Co-Chair Chenault referenced lines 13-17 on page 2, the new
language in Amendment 1. He voiced concerned that the added
language would allow credits for work from 2003
retroactively. He questioned if that would change the
legislation from the 25-mile to the 10-mile, and also
possibly within the 3-mile, with the commissioner's
approval. He emphasized that it was not the original intent
for work already performed to be included.
3:30:08 PM
Ms. Cunningham replied that there would need to be an
exemption for Cook Inlet for July 1, 2005 to 2010.
DAN DICKINSON, DIRECTOR, TAX DIVISION, DEPARTMENT OF
REVENUE, ANCHORAGE, (via teleconference) spoke to the
proposed change. The current language existing on page 2,
after the 2010 date, should be there. The new language
should only change lines 13-15. Ms. Cunningham responded
that on line 15, 2010 should be deleted because the current
program goes until 2007.
Mr. Dickinson explained that if the amendment were used to
replace all the language, through and including 2010, then
the clause that starts with "except" would accomplish the
intent.
Representative Croft asked what would happen on page 6 if
the provisions do not apply. He suggested eliminating
Section 8. Ms. Cunningham replied that the rewrite on page
6, would not apply to ANWR. Representative Croft
acknowledged his mistake.
3:34:16 PM
Co-Chair Chenault restated the potential conceptual
amendment. Representative Kelly noted that the termination
date would change.
3:35:00 PM
Co-Chair Chenault MOVED to ADOPT a Conceptual Amendment to
Amendment 1 that adds back the language that expiration
expenditures for Cook Inlet prospect must be incurred for
work performed on or after July 1, 2005, and before July 1,
2010.
Representative Hawker WITHDREW his OBJECTION to adopt
Amendment 1, as amended. There being no further OBJECTION,
Amendment 1 was adopted.
3:35:54 PM
Co-Chair Meyer MOVED to ADOPT Amendment 2:
Page 2, lines 1, 3, and 9
Following: "under"
Delete" [(b) AND]
Insert: (b) and
Page 2, line 7
Following: "under"
Insert: (b),
Representative Hawker OBJECTED for discussion purposes.

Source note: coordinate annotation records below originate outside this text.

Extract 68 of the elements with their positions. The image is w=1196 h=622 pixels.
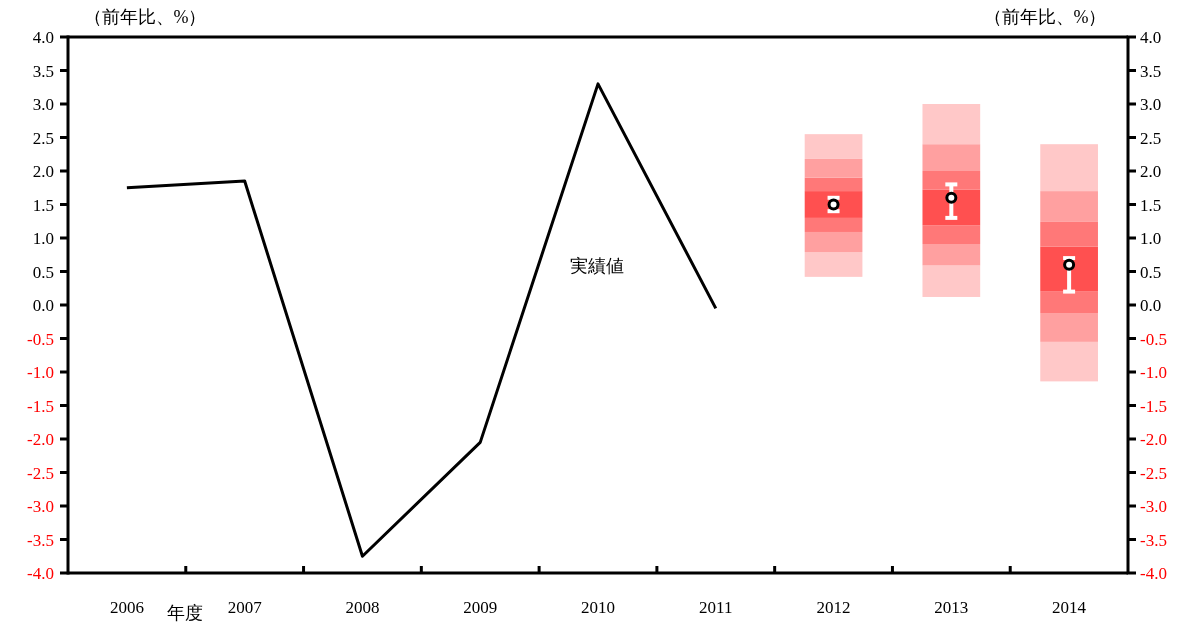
bar bbox=[1040, 144, 1098, 192]
bar bbox=[804, 134, 863, 159]
y-tick-label: 3.5 bbox=[32, 61, 54, 81]
y-tick-label: 0.5 bbox=[32, 262, 54, 282]
y2-tick-label: -3.0 bbox=[1140, 497, 1167, 516]
bar bbox=[922, 265, 981, 297]
bar bbox=[922, 225, 981, 245]
y-tick-label: -3.0 bbox=[27, 497, 54, 516]
bar bbox=[922, 104, 981, 145]
bar bbox=[804, 217, 863, 232]
bar bbox=[1040, 246, 1098, 292]
y-tick-label: 2.5 bbox=[32, 128, 54, 148]
x-tick-label: 2011 bbox=[699, 598, 733, 617]
y-tick-label: -1.5 bbox=[27, 396, 54, 416]
y-tick-label: -2.5 bbox=[27, 463, 54, 483]
y2-tick-label: 0.0 bbox=[1140, 296, 1162, 315]
x-tick-label: 2009 bbox=[463, 598, 498, 617]
line-series bbox=[125, 82, 718, 558]
point bbox=[945, 191, 958, 204]
y-tick-label: 1.0 bbox=[32, 229, 54, 248]
bar bbox=[1040, 221, 1098, 247]
y2-tick-label: -1.5 bbox=[1140, 396, 1167, 416]
y2-tick-label: 0.5 bbox=[1140, 262, 1162, 282]
y-tick-label: 0.0 bbox=[32, 296, 54, 315]
bar bbox=[1040, 191, 1098, 222]
bar bbox=[1040, 313, 1098, 342]
y-tick-label: 4.0 bbox=[32, 28, 54, 47]
bar bbox=[804, 231, 863, 253]
y2-axis-title: （前年比、%） bbox=[983, 7, 1107, 27]
bar bbox=[804, 158, 863, 178]
y2-tick-label: 1.0 bbox=[1140, 229, 1162, 248]
x-axis-title: 年度 bbox=[166, 603, 203, 622]
bar bbox=[1040, 341, 1098, 382]
x-tick-label: 2012 bbox=[816, 598, 851, 617]
bar bbox=[922, 244, 981, 266]
y2-tick-label: -2.5 bbox=[1140, 463, 1167, 483]
y-tick-label: -4.0 bbox=[27, 564, 54, 583]
bar bbox=[804, 252, 863, 277]
y2-tick-label: 2.5 bbox=[1140, 128, 1162, 148]
y2-tick-label: -4.0 bbox=[1140, 564, 1167, 583]
y2-tick-label: -0.5 bbox=[1140, 329, 1167, 349]
x-tick-label: 2014 bbox=[1052, 598, 1087, 617]
x-tick-label: 2013 bbox=[934, 598, 969, 617]
y-tick-label: -2.0 bbox=[27, 430, 54, 449]
y2-tick-label: 3.0 bbox=[1140, 95, 1162, 114]
y2-tick-label: 1.5 bbox=[1140, 195, 1162, 215]
y2-tick-label: -2.0 bbox=[1140, 430, 1167, 449]
y-tick-label: -3.5 bbox=[27, 530, 54, 550]
bar bbox=[1040, 291, 1098, 314]
y-tick-label: -0.5 bbox=[27, 329, 54, 349]
bar bbox=[922, 144, 981, 171]
series-label: 実績値 bbox=[569, 255, 624, 276]
y2-tick-label: 4.0 bbox=[1140, 28, 1162, 47]
x-tick-label: 2006 bbox=[109, 598, 144, 617]
y-tick-label: 2.0 bbox=[32, 162, 54, 181]
y2-tick-label: -3.5 bbox=[1140, 530, 1167, 550]
y-tick-label: 1.5 bbox=[32, 195, 54, 215]
y-axis-title: （前年比、%） bbox=[83, 7, 207, 27]
y2-tick-label: 3.5 bbox=[1140, 61, 1162, 81]
x-tick-label: 2007 bbox=[227, 598, 263, 617]
y-tick-label: 3.0 bbox=[32, 95, 54, 114]
bar bbox=[922, 171, 981, 190]
x-tick-label: 2008 bbox=[345, 598, 380, 617]
x-tick-label: 2010 bbox=[581, 598, 615, 617]
y2-tick-label: 2.0 bbox=[1140, 162, 1162, 181]
bar bbox=[804, 177, 863, 192]
y2-tick-label: -1.0 bbox=[1140, 363, 1167, 382]
y-tick-label: -1.0 bbox=[27, 363, 54, 382]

Ms. Cunningham explained that the amendment reinserts
subsections (b) and (c) and clarifies that in order to get
the credit, a company has to meet the qualifications under
(b) which sets out the timeframes that exploration work
occurs and (c), which is the 3-mile limit.
Representative Croft noted that it is not the 40/80 issue;
it is a timing issue. Ms. Cunningham replied that is
correct. She elaborated on the timeframe.
3:38:21 PM
Representative Hawker WITHDREW his OBJECTION to adopt
Amendment 2. There being NO OBJECTION, Amendment 2 was
adopted.
3:39:13 PM
Representative Kelly asked for an opinion from Department of
Revenue.
3:39:40 PM
JERRY BURNETT, LEGISLATIVE LIAISON, DEPARTMENT OF REVENUE,
stated that the bill preserves the intent of the statute.

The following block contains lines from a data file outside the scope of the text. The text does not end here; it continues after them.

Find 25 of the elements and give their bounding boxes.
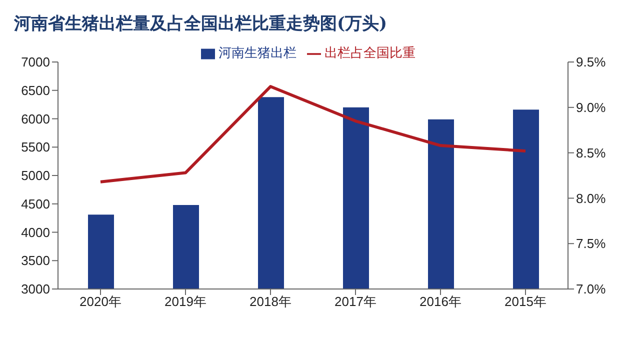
x-tick-label: 2015年: [504, 294, 546, 310]
y-tick-label: 4000: [21, 224, 50, 240]
y2-tick-label: 9.0%: [576, 100, 606, 116]
x-tick-label: 2017年: [334, 294, 376, 310]
y-tick-label: 7000: [21, 54, 50, 70]
x-tick-label: 2016年: [420, 294, 462, 310]
y-tick-label: 6500: [21, 82, 50, 98]
x-tick-label: 2019年: [164, 294, 206, 310]
y2-tick-label: 8.5%: [576, 145, 606, 160]
legend-label: 出栏占全国比重: [324, 45, 416, 60]
y2-tick-label: 9.5%: [576, 54, 606, 70]
legend-label: 河南生猪出栏: [218, 45, 296, 60]
y2-tick-label: 7.5%: [576, 236, 606, 252]
chart-title: 河南省生猪出栏量及占全国出栏比重走势图(万头): [13, 13, 388, 36]
y-tick-label: 5500: [21, 140, 50, 155]
y-tick-label: 3000: [21, 282, 50, 297]
y2-tick-label: 7.0%: [576, 282, 606, 297]
y-tick-label: 3500: [21, 253, 50, 268]
y2-tick-label: 8.0%: [576, 190, 606, 206]
x-tick-label: 2020年: [80, 294, 122, 310]
line-series: [99, 85, 527, 184]
x-tick-label: 2018年: [250, 294, 292, 310]
y-tick-label: 6000: [21, 111, 50, 126]
y-tick-label: 4500: [21, 196, 50, 212]
y-tick-label: 5000: [21, 168, 50, 184]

Co-Chair Meyer declared a potential conflict of interest.
Representatives Kelly and Hawker objected.
3:41:25 PM
Representative Hawker also declared a conflict of interest.
Representative Kelly objected.
3:42:05 PM
Representative Foster MOVED to report CSHB 71 out of
Committee with individual recommendations and the
accompanying fiscal notes. There being NO OBJECTION, it was
so ordered.
CSHB 71 (FIN) was REPORTED out of Committee with a "do pass"
recommendation and with a zero fiscal impact note by the
Department of Revenue and with a new indeterminate fiscal
impact note by the Department of Natural Resources.
3:44:19 PM
ADJOURNMENT
The meeting was adjourned at 3:44 PM.